We all have a routine. Aside from the small stuff like making your bed, eating your breakfast and brushing your teeth, what do you do in the morning? Although our morning routines are all a little different, we probably established a rather similar routine early in our lives. Wouldn’t it be nice if part of that routine included gratitude?
The problem is, finding time to feel gratitude is a challenging thing. Most of us don’t set out a practice or make a routine of feeling grateful. And even if we do, we’re most likely to feel grateful for things like the fact that we slept well the night before, that it’s going to be a nice sunny day, or the fact that we’ve got over that nasty cold.
It’s good to think that way—to think of all the things we’re grateful FOR. But wouldn’t it be great if we used that time to think of the people TO WHOM we are grateful. Who could that be? Maybe the person making breakfast for you—he does it every day, and it’s always good. (Well, some days it isn’t…but still, how nice of him to do that for you!) Maybe you’re going to have to make your own breakfast—but wasn’t it nice of that woman in the store to tell you that you’d dropped your purse. You said, “thank you” at the time, but now take a moment to think about her and feel gratitude to her.
Spending just a few extra minutes in our morning routines to think about the people who have done lovely things for us, and to whom we’re grateful, can infuse an abundance of gratefulness into our heart.
In his book “The Return of the Prodigal Son: A Story of Homecoming”, Henri Nouwen writes: “Gratitude as a discipline involves a conscious choice.
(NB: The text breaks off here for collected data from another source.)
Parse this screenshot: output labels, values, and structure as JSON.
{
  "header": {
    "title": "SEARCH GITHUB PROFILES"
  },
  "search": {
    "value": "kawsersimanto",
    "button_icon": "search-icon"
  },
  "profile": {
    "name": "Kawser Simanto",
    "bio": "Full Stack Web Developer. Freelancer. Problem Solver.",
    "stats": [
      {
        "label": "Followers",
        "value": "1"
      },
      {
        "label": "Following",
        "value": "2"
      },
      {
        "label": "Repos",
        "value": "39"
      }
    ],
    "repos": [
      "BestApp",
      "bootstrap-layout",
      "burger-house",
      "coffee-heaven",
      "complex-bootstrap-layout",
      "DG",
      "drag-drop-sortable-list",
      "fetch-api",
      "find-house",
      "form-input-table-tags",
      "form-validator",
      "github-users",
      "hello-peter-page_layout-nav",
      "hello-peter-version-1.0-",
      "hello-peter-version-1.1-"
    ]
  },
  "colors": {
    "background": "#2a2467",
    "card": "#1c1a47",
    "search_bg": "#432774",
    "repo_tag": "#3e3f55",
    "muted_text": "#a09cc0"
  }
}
I can choose to be grateful even when my emotions and feelings are steep and hurt and resentful. It is amazing how many occasions present themselves in which I can choose gratitude instead of a complaint. I can choose to be grateful when I am criticized, even when my heart responds in bitterness….I can choose to listen to the voices that forgive and to look at the faces that smile, even while I still hear words of revenge and see grimaces of hatred.”
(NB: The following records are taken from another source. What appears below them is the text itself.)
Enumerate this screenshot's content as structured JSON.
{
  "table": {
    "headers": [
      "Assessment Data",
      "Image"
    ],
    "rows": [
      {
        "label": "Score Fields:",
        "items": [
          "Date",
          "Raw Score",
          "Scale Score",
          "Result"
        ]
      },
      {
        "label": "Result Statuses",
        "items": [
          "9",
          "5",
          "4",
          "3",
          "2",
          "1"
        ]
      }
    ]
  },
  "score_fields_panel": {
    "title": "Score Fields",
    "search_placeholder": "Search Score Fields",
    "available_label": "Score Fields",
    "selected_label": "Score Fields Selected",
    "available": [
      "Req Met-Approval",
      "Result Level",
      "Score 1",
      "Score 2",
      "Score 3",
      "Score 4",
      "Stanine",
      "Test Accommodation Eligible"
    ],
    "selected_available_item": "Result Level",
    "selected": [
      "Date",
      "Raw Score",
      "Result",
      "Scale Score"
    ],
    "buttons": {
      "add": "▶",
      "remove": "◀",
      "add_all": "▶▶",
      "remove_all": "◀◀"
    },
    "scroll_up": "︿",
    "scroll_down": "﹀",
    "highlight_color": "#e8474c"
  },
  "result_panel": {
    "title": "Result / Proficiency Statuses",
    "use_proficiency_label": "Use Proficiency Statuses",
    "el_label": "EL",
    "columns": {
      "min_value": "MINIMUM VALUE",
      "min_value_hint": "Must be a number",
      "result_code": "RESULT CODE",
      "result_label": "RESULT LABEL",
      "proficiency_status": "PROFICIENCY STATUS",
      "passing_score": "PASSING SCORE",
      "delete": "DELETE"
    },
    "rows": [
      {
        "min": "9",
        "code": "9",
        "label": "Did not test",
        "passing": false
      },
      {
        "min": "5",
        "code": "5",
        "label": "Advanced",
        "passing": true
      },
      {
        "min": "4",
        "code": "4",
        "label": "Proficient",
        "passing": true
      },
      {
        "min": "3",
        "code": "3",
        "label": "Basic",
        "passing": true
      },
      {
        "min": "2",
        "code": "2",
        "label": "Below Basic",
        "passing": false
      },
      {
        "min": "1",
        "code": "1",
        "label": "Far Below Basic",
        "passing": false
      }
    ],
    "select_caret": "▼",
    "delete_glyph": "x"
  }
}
We all of us have difficult patches in our lives; things don’t work out the way we’d hoped; we’re unemployed; or having to work two jobs just to make ends meet. And that’s hard. What have you got to be grateful for? Maybe not much, but you always have people to whom you are grateful, especially for the little things that make a hard life difficult. Take time, each morning, to reflect on those who have helped along the way, and the gratitude you feel toward them will remind you to do something nice for them. And that feeling of gratefulness will spread.